The film, which airs on “Doc World” on Sunday, follows a young woman whose legal complaints in Egypt forced the government to stop the intimidating practice of “virginity tests” on anti-government protesters. A wife in the United Arab Emirates divorced her husband after watching the soap “Fatmagul,” about a character who was raped and took her case to court.
“She showed me that a woman can claim her rights,” said Samar Shaaban. “Why can’t I do the same?”
“Kismet” is told against the mosaic of an unsettled region. Regarded as one of the more open Muslim societies, Turkey, under Islamist President Recep Tayyip Erdogan, is growing more rigid, which may threaten the progressive dramas it is exporting from Chile to Lebanon to Indonesia. Portrayals of strong and sultry female characters offer escape and a redefining of Islam and tradition that have entranced viewers in more conservative Muslim countries. The lure of such provocative images has alarmed clerics.
“These series that some people consider modern and civilized are disastrous,” a bearded Islamist marriage counselor in the U.A.E. said in “Kismet.” “Whoever watches them will regret it.”
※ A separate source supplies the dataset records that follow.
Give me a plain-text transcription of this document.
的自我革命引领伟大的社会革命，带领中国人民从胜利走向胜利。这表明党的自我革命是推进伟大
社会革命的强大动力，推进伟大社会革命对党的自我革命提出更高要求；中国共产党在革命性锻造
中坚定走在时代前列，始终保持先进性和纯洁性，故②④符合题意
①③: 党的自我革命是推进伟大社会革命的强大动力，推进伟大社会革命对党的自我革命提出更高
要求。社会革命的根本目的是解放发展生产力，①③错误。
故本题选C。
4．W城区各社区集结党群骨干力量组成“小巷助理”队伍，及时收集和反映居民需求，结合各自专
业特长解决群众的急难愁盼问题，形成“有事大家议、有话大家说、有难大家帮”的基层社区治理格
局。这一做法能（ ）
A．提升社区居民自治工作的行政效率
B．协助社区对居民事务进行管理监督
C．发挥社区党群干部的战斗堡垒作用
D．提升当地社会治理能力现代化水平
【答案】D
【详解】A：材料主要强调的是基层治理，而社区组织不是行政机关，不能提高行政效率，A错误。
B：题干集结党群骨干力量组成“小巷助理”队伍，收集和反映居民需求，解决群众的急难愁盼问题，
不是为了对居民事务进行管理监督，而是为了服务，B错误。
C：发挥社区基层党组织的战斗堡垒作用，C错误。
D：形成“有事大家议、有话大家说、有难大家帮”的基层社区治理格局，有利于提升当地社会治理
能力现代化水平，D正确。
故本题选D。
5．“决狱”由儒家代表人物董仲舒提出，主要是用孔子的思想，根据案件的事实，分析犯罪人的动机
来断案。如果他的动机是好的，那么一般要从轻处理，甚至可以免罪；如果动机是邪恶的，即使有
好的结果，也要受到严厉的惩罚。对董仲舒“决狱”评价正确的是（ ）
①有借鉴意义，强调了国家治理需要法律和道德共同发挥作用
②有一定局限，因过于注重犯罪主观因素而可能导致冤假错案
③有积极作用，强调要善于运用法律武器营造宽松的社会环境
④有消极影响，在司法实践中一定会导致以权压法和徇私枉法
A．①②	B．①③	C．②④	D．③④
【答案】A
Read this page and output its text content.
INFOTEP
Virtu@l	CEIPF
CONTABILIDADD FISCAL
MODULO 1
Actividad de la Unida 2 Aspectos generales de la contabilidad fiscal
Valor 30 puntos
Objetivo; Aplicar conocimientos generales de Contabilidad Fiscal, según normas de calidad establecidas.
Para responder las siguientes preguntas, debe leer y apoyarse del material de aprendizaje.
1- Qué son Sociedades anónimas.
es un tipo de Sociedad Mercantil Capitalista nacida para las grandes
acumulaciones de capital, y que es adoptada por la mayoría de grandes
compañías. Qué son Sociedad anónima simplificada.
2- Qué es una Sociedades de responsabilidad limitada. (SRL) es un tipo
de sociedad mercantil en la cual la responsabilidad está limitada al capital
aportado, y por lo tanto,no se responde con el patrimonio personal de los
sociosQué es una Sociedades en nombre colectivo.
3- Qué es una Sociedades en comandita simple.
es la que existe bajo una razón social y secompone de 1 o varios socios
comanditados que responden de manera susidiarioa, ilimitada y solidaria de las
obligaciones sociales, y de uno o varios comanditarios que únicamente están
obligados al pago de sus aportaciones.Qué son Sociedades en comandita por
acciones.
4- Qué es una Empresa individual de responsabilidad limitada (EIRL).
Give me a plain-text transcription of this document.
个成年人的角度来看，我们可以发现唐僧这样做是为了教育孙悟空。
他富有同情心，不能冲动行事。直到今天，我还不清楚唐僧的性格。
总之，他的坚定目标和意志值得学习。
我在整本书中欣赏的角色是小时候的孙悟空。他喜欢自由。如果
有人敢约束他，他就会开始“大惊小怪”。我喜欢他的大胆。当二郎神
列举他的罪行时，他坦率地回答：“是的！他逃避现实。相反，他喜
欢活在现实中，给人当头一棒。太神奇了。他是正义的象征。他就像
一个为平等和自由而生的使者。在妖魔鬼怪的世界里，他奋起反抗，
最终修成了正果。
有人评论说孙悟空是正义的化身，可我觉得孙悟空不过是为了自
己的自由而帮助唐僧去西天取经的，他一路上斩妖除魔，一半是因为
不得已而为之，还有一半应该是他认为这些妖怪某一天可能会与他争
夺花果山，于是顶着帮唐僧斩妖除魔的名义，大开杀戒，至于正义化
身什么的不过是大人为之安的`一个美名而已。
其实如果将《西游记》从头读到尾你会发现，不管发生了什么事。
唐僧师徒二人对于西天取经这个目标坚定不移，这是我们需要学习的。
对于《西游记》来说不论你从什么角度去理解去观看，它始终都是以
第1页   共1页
A militant version of that sentiment is at work in “Among the Believers,” which probes the Islamic fanaticism that has shaken Pakistan. Told through the prism of a madrassa network that included 10,000 students, the film examines the ideology of chief cleric Maulana Abdul Aziz Ghazi and his pursuit of imposing sharia law across the region. It’s a story of dangerous faith and misguided politics, including U.S. policy that once supported Afghan mujahedin — some were invited to the White House by President Reagan — against Soviet troops in the 1980s.
The documentary, which airs Oct. 16, begins with a boy standing before Ghazi and proudly reciting a warning to infidels: “We will destroy you if you attack us. You cannot enter here. You cannot conquer us. You cannot. And if you dare to enter here, we will destroy you in the name of jihad.”
Ghazi, who will later be arrested after a deadly military siege at a mosque, looks into the camera: “Allah willing, they [his students] will bring revolution to the whole world.”
That fierceness collides with more moderate voices who see the madrassas as imperiling Pakistan’s security but also its education system and economy. For Americans wanting to understand the resolve and perverted religion of terrorism, “Among the Believers” shines a chilling light on a country that veers between ally and enemy.